## Some more realistic OpenFOAM runs

As a first test, I am trying to reproduce the graphs of coefficient of lift $$C_l$$ and coefficient of drag $$C_d$$ as functions of angle of attack $$\alpha$$ from http://airfoiltools.com/airfoil/details?airfoil=naca2408-il. The airfoil is 1m long, the airspeed is 10m/s, and the kinematic viscosity $$\nu$$ is 1E-5 for a Reynolds number of 1E6. $$C_l$$ and $$C_d$$ are measured for $$\alpha = \{-5,0,5,10,15,20\}$$. I am unclear on the reference length and area in $$C_l$$ and $$C_d$$, but that will be obvious as a constant factor between the graphs.

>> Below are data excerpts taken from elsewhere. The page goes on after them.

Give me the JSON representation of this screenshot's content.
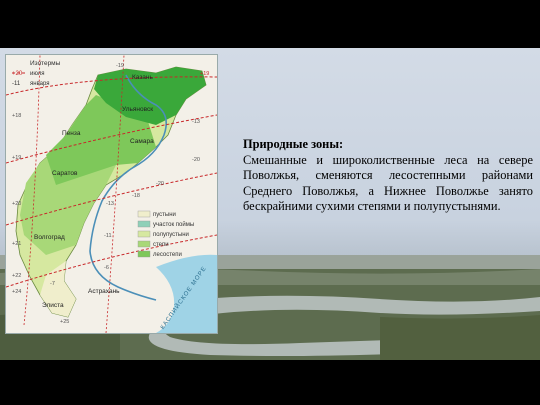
{
  "slide": {
    "heading": "Природные зоны:",
    "body": "Смешанные и широколиственные леса на севере Поволжья, сменяются лесостепными районами Среднего Поволжья, а Нижнее Поволжье занято бескрайними сухими степями и полупустынями."
  },
  "map": {
    "isotherms_title": "Изотермы",
    "isotherm_july": "июля",
    "isotherm_january": "января",
    "isotherm_july_value": "+20",
    "isotherm_january_value": "-11",
    "cities": [
      "Казань",
      "Ульяновск",
      "Пенза",
      "Самара",
      "Саратов",
      "Волгоград",
      "Астрахань",
      "Элиста"
    ],
    "temperatures": [
      "-19",
      "+19",
      "+18",
      "-13",
      "+19",
      "-20",
      "+20",
      "-20",
      "-13",
      "-18",
      "+21",
      "-11",
      "+22",
      "+24",
      "-7",
      "-6",
      "+25"
    ],
    "legend": [
      "пустыни",
      "участок поймы",
      "полупустыни",
      "степи",
      "лесостепи"
    ],
    "sea_label": "КАСПИЙСКОЕ МОРЕ",
    "colors": {
      "forest": "#3aa83a",
      "forest_steppe": "#7ec85a",
      "steppe": "#a8d878",
      "semi_desert": "#d6e8a0",
      "desert": "#f0eecc",
      "floodplain": "#8fd0b8",
      "isotherm": "#c8282a",
      "sea": "#9fd3e6"
    }
  }
}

On the recommendation of a friend (I do not want to get stuck down any rabbit holes) these use the SST k-omega turbulence model. The constants for incoming turbulence intensity are taken from: k-Omega-SST-DES-Report. At high angles of attack the airfoil sheds vortices:

And the plot of $$C_l$$ and $$C_d$$ vs $$\alpha$$:

Error bars are given from the standard deviation of the forces. The vortex shedding causes periodic changes in each coefficient. I am bothered that $$C_l$$ doesn’t turn over at $$\alpha\approx 15^{\circ}$$ as for the airfoil tools database, and am now trying to figure out what causes the difference.

## OpenFOAM Airfoils

I’ve been playing with OpenFOAM recently and ended up writing my own mesher. It’s been educational to work with a code which uses unstructured meshes for once. See https://github.com/garthwhelan/openfoam-mesher-stuff for details. So far all it does is generate hexahedral meshes with Cartesian coordinates, and merge boundary faces/points if two boundary patches share the same coordinate. It’s pretty straightforward to build more complicated meshes by deforming and combining Cartesian ones. For example, C meshes for airfoils can be made by deforming a rectangular Cartesian mesh so that the right edge surrounds an airfoil and then combining the interface behind the airfoil (automatically removing the duplicate faces and faces that are now internal). O meshes would involve doing the same thing, but using the entire right edge around the airfoil and merging what were the top and bottom edges.

Ultimately, I would like to build an RC plane and be able to say some of the design was inspired by CFD simulations, but this is a tall order. I think I will make sure that I can match the information on www.airfoiltools.com for $$C_l$$ and $$C_d$$ for a named airfoil and then use OpenFOAM to motivate the design of the control structures.

After going through some tutorials, I tried a (very nonphysical) run with an airfoil. The graph below was generated with icoFoam using a 1m airfoil at 1m/s, and with a realistic air viscosity. The boundary conditions are probably something nonphysical. Since then I’ve moved to using the freestream boundary conditions, pisoFoam, and RANS.